Tuesday, March 26, 2013

It may be the 'hardest thing in the world to get out' - Sydney Morning Herald


Analysis


''What does Afghanistan show?'' Stephen Smith asked on Tuesday. ''Easiest thing in the world to get in, hardest thing in the world to get out.''


He was talking about military occupation generally, but rarely has it been truer than in Afghanistan.


Tuesday's announcement of the closure of Tarin Kowt base is a milestone, but the question of how exactly a massive coalition like the International Security Assistance Force actually draws a line under more than a decade of conflict remains an open one.


Most Diggers will be out by the end of this year. But the Australian government is keeping open the option of leaving some special forces for training and counter-terrorism beyond the end of 2014, when Afghans formally take full responsibility for their security.
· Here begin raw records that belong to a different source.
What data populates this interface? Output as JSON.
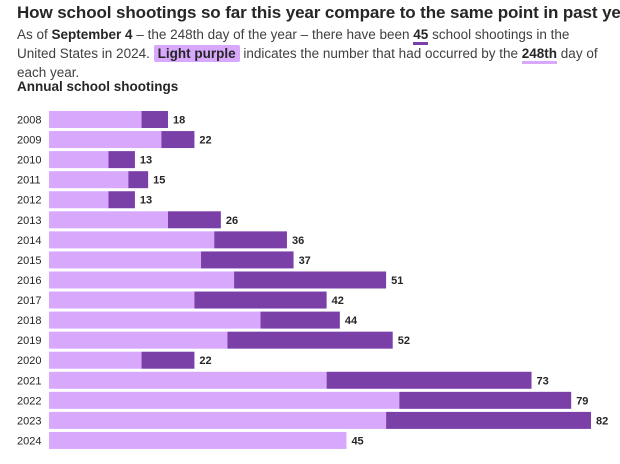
{
  "header": {
    "title": "How school shootings so far this year compare to the same point in past years",
    "sub_1": "As of ",
    "sub_date": "September 4",
    "sub_2": " – the 248th day of the year – there have been ",
    "sub_count": "45",
    "sub_3": " school shootings in the United States in 2024. ",
    "sub_highlight": "Light purple",
    "sub_4": " indicates the number that had occurred by the ",
    "sub_day": "248th",
    "sub_5": " day of each year."
  },
  "colors": {
    "light": "#d7a8fb",
    "dark": "#7b3fa8"
  },
  "chart_data": {
    "type": "bar",
    "orientation": "horizontal",
    "stacked": true,
    "title": "Annual school shootings",
    "categories": [
      "2008",
      "2009",
      "2010",
      "2011",
      "2012",
      "2013",
      "2014",
      "2015",
      "2016",
      "2017",
      "2018",
      "2019",
      "2020",
      "2021",
      "2022",
      "2023",
      "2024"
    ],
    "series": [
      {
        "values": [
          14,
          17,
          9,
          12,
          9,
          18,
          25,
          23,
          28,
          22,
          32,
          27,
          14,
          42,
          53,
          51,
          45
        ]
      },
      {
        "values": [
          4,
          5,
          4,
          3,
          4,
          8,
          11,
          14,
          23,
          20,
          12,
          25,
          8,
          31,
          26,
          31,
          0
        ]
      }
    ],
    "totals": [
      18,
      22,
      13,
      15,
      13,
      26,
      36,
      37,
      51,
      42,
      44,
      52,
      22,
      73,
      79,
      82,
      45
    ],
    "xlim": [
      0,
      82
    ],
    "grid": false,
    "legend": "none"
  }
}
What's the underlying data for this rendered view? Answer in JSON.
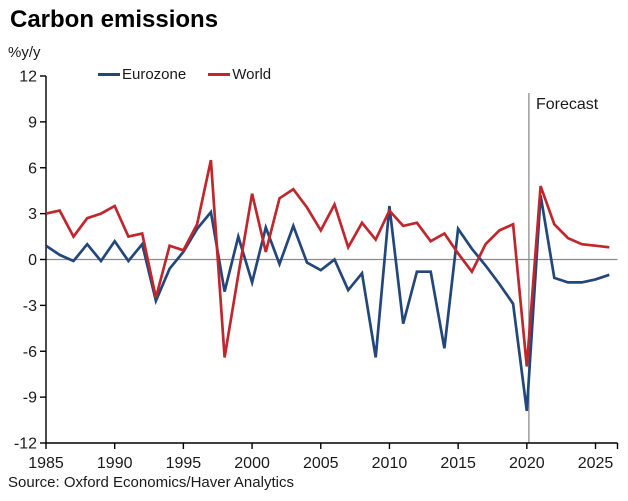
{
  "title": "Carbon emissions",
  "unit_label": "%y/y",
  "forecast_label": "Forecast",
  "source": "Source: Oxford Economics/Haver Analytics",
  "legend": {
    "items": [
      {
        "label": "Eurozone",
        "color": "#23477B"
      },
      {
        "label": "World",
        "color": "#C0272D"
      }
    ]
  },
  "chart_data": {
    "type": "line",
    "title": "Carbon emissions",
    "ylabel": "%y/y",
    "x": [
      1985,
      1986,
      1987,
      1988,
      1989,
      1990,
      1991,
      1992,
      1993,
      1994,
      1995,
      1996,
      1997,
      1998,
      1999,
      2000,
      2001,
      2002,
      2003,
      2004,
      2005,
      2006,
      2007,
      2008,
      2009,
      2010,
      2011,
      2012,
      2013,
      2014,
      2015,
      2016,
      2017,
      2018,
      2019,
      2020,
      2021,
      2022,
      2023,
      2024,
      2025,
      2026
    ],
    "series": [
      {
        "name": "Eurozone",
        "color": "#23477B",
        "values": [
          0.9,
          0.3,
          -0.1,
          1.0,
          -0.1,
          1.2,
          -0.1,
          1.0,
          -2.7,
          -0.6,
          0.5,
          2.0,
          3.1,
          -2.1,
          1.5,
          -1.5,
          2.1,
          -0.3,
          2.2,
          -0.2,
          -0.7,
          0.0,
          -2.0,
          -0.9,
          -6.4,
          3.5,
          -4.2,
          -0.8,
          -0.8,
          -5.8,
          2.0,
          0.7,
          -0.4,
          -1.6,
          -2.9,
          -9.9,
          4.2,
          -1.2,
          -1.5,
          -1.5,
          -1.3,
          -1.0
        ]
      },
      {
        "name": "World",
        "color": "#C0272D",
        "values": [
          3.0,
          3.2,
          1.5,
          2.7,
          3.0,
          3.5,
          1.5,
          1.7,
          -2.5,
          0.9,
          0.6,
          2.3,
          6.5,
          -6.4,
          -1.0,
          4.3,
          0.5,
          4.0,
          4.6,
          3.4,
          1.9,
          3.6,
          0.8,
          2.4,
          1.3,
          3.2,
          2.2,
          2.4,
          1.2,
          1.7,
          0.4,
          -0.8,
          1.0,
          1.9,
          2.3,
          -7.0,
          4.8,
          2.3,
          1.4,
          1.0,
          0.9,
          0.8
        ]
      }
    ],
    "ylim": [
      -12,
      12
    ],
    "yticks": [
      -12,
      -9,
      -6,
      -3,
      0,
      3,
      6,
      9,
      12
    ],
    "xticks": [
      1985,
      1990,
      1995,
      2000,
      2005,
      2010,
      2015,
      2020,
      2025
    ],
    "xlim": [
      1985,
      2026.6
    ],
    "zero_line": true,
    "grid": false,
    "legend_position": "top",
    "forecast_line_x": 2020.15,
    "axis_color": "#000000",
    "guide_color": "#8c8c8c"
  }
}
What Australia decides depends very much on what the United States decides. And that in turn depends on whether the Americans can reach an agreement with Afghan President Hamid Karzai. What would be the legal status of remaining troops? Would they be immune from prosecution? Right now they're protected under a UN mandate but that will end on December 31, 2014.


The US failed to cut a similar agreement with the Iraqi government when it was winding down its presence there in 2011.
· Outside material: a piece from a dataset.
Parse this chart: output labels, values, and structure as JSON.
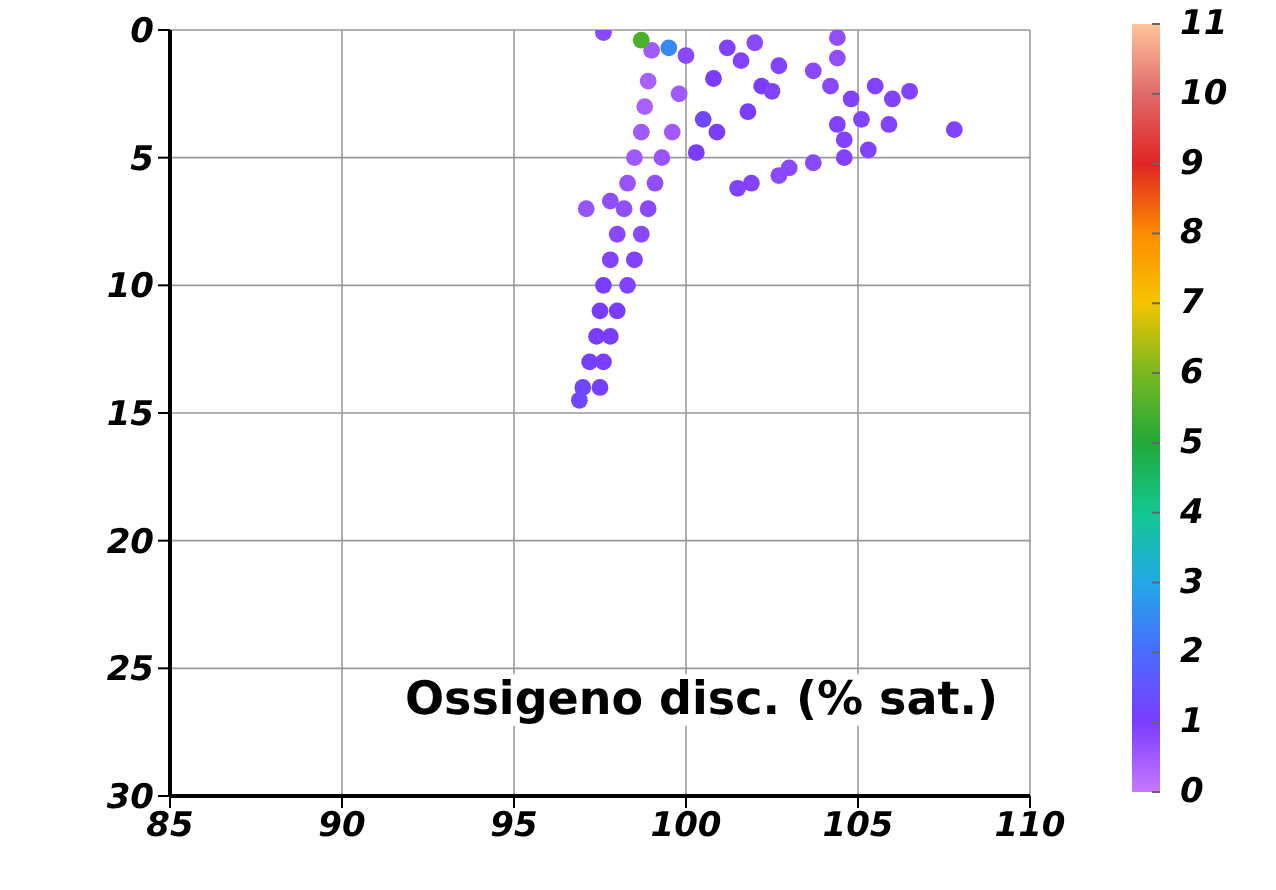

An Afghan agreement looks less likely than it did six months ago, with the mercurial Karzai recently accusing US forces of colluding with the Taliban and killing civilians - then saying on Tuesday he was misquoted.


Certainly, Afghan Foreign Minister Zalmai Rassoul seemed bemused last week when, during a press conference in Canberra with Smith, it was put to him that Australian special forces might be doing counter-terrorism duties beyond 2014.
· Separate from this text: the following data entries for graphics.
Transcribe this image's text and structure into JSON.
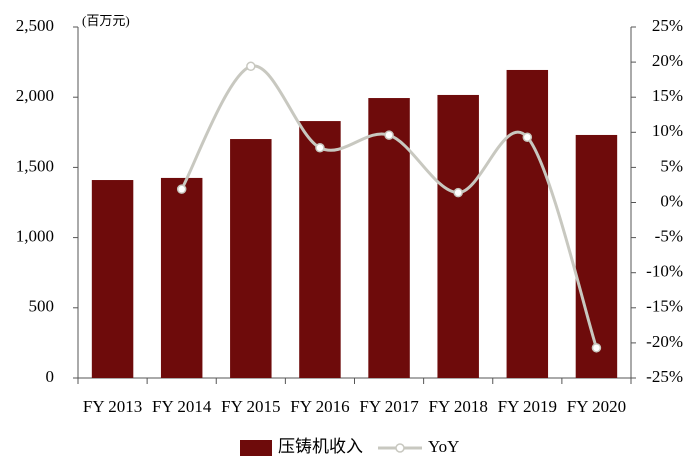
{
  "chart_data": {
    "type": "combo",
    "y_unit": "(百万元)",
    "categories": [
      "FY 2013",
      "FY 2014",
      "FY 2015",
      "FY 2016",
      "FY 2017",
      "FY 2018",
      "FY 2019",
      "FY 2020"
    ],
    "series": [
      {
        "name": "压铸机收入",
        "type": "bar",
        "color": "#6e0b0b",
        "values": [
          1410,
          1425,
          1702,
          1830,
          1994,
          2016,
          2194,
          1731
        ]
      },
      {
        "name": "YoY",
        "type": "line",
        "axis": "y2",
        "color": "#c8c8c0",
        "values": [
          null,
          1.9,
          19.4,
          7.8,
          9.6,
          1.4,
          9.3,
          -20.7
        ]
      }
    ],
    "ylim": [
      0,
      2500
    ],
    "yticks": [
      0,
      500,
      {
        "value": 1000,
        "label": "1,000"
      },
      {
        "value": 1500,
        "label": "1,500"
      },
      {
        "value": 2000,
        "label": "2,000"
      },
      {
        "value": 2500,
        "label": "2,500"
      }
    ],
    "y2lim": [
      -25,
      25
    ],
    "y2ticks": [
      {
        "value": -25,
        "label": "-25%"
      },
      {
        "value": -20,
        "label": "-20%"
      },
      {
        "value": -15,
        "label": "-15%"
      },
      {
        "value": -10,
        "label": "-10%"
      },
      {
        "value": -5,
        "label": "-5%"
      },
      {
        "value": 0,
        "label": "0%"
      },
      {
        "value": 5,
        "label": "5%"
      },
      {
        "value": 10,
        "label": "10%"
      },
      {
        "value": 15,
        "label": "15%"
      },
      {
        "value": 20,
        "label": "20%"
      },
      {
        "value": 25,
        "label": "25%"
      }
    ],
    "grid": false,
    "legend": "bottom"
  }
}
His understanding was that Australians - if they stay - would only be training Afghans.


''The fact that the Foreign Minister didn't recognise this doesn't lend much hope to the thought that the Afghans are particularly focused on Australia,'' says Peter Jennings, head of the Australian Strategic Policy Institute.


That mightn't be a bad thing. Many special forces soldiers are on their sixth or seventh rotations.


Perhaps, as Jennings points out, they've done their work. It's time to bring them home.